By Bob Karashani
Delays in the setting up Tanzania’s first liquefied natural gas export facility could hurt the country’s chances of attracting foreign direct investments for projects in the extractive industry, warns a new report by Deloitte.
The $30 billion project has been on the drawing board since 2014, following confirmation of huge offshore natural gas discoveries in the Indian Ocean.
But progress in negotiations with the group of foreign oil and gas companies entrusted with the project has been painstakingly slow, with Deloitte’s report citing uncertainty over the direction that Tanzania’s extractive industry is taking following recent regulatory reforms as a key reason for the apparent impasse.
Energy Minister, Medard Kalemani, recently disclosed fresh plans to reach a concrete host government agreement with the investors by September.

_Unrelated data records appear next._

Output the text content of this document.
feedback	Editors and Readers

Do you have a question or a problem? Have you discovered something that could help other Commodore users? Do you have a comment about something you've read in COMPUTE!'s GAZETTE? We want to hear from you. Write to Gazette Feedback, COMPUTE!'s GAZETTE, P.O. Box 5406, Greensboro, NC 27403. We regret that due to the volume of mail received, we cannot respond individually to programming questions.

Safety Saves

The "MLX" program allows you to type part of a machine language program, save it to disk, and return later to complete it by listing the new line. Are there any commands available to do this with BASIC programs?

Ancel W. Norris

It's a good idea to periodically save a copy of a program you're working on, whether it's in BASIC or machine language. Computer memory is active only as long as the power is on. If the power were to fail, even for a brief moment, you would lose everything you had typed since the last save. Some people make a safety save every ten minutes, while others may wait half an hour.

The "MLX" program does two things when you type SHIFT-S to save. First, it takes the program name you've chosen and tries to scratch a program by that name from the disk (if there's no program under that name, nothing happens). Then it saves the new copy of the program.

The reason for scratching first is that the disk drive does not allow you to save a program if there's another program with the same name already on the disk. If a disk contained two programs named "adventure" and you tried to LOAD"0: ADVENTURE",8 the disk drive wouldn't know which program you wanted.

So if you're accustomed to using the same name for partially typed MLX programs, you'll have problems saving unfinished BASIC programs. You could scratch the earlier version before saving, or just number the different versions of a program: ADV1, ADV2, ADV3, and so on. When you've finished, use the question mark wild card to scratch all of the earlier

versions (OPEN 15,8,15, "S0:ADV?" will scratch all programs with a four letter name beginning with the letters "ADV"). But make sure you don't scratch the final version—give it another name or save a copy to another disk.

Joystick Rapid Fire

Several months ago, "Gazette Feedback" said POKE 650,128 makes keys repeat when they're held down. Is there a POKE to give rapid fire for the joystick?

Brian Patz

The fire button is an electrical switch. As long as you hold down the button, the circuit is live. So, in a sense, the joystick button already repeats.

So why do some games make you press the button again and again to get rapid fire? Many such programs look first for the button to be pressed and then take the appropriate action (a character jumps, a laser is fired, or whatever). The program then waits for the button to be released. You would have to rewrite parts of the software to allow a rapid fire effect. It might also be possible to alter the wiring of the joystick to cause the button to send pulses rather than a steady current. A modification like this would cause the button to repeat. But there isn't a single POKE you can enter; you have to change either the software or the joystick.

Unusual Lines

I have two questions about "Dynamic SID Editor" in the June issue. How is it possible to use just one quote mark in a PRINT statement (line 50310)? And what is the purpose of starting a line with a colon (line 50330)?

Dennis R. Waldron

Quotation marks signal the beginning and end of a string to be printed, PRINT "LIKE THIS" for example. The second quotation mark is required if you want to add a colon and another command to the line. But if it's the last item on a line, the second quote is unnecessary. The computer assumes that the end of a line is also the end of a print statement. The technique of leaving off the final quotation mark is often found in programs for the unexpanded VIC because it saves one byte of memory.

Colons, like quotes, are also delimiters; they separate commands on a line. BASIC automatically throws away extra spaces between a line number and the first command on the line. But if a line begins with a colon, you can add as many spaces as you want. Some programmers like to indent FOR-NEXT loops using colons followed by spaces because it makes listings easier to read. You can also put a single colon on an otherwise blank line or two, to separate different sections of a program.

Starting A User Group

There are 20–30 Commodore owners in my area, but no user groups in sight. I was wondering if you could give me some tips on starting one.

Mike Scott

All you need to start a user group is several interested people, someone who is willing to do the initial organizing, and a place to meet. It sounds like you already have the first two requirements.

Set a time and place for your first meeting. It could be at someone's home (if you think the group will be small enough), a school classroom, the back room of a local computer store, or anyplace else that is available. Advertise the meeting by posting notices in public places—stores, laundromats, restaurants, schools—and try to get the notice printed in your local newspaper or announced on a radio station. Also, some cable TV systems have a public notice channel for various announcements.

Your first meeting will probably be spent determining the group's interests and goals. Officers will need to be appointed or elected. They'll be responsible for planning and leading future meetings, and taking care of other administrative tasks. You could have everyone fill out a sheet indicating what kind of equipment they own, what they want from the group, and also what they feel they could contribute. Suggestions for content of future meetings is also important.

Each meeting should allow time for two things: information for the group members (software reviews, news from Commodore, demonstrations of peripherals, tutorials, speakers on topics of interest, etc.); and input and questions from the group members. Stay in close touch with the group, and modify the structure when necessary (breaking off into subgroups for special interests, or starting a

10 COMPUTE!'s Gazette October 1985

“We are keen to get this key project for the country’s sustainable economic wellbeing off the ground as soon as possible,” said Mr Kalemani.
The host government agreement will mark a crucial step towards reaching a final investment decision for the project.
Norway’s Equinor ASA, Exxon Mobil of the US, Britain’s Ophir Energy and the Royal Dutch Shell company form the multinational consortium behind the project, with the role of the state-run Tanzania Petroleum Development Corporation being one of the areas still being thrashed out at the negotiating table.
Tanzania has estimated recoverable natural gas reserves of over 50 trillion cubic feet.
According to the Deloitte report, once the Lindi onshore LNG facility becomes operational, the country will earn approximately $5 billion in estimated annual export revenues.
The report, African Oil and Gas State of Play, notes that Tanzania, Uganda and Mozambique are poised to challenge Nigeria’s dominance in sub-Saharan Africa in terms of FDI numbers directly related to the oil and gas sector.
At least 10 FDI projects with a total value of $3.2 billion have been announced in the past eight years.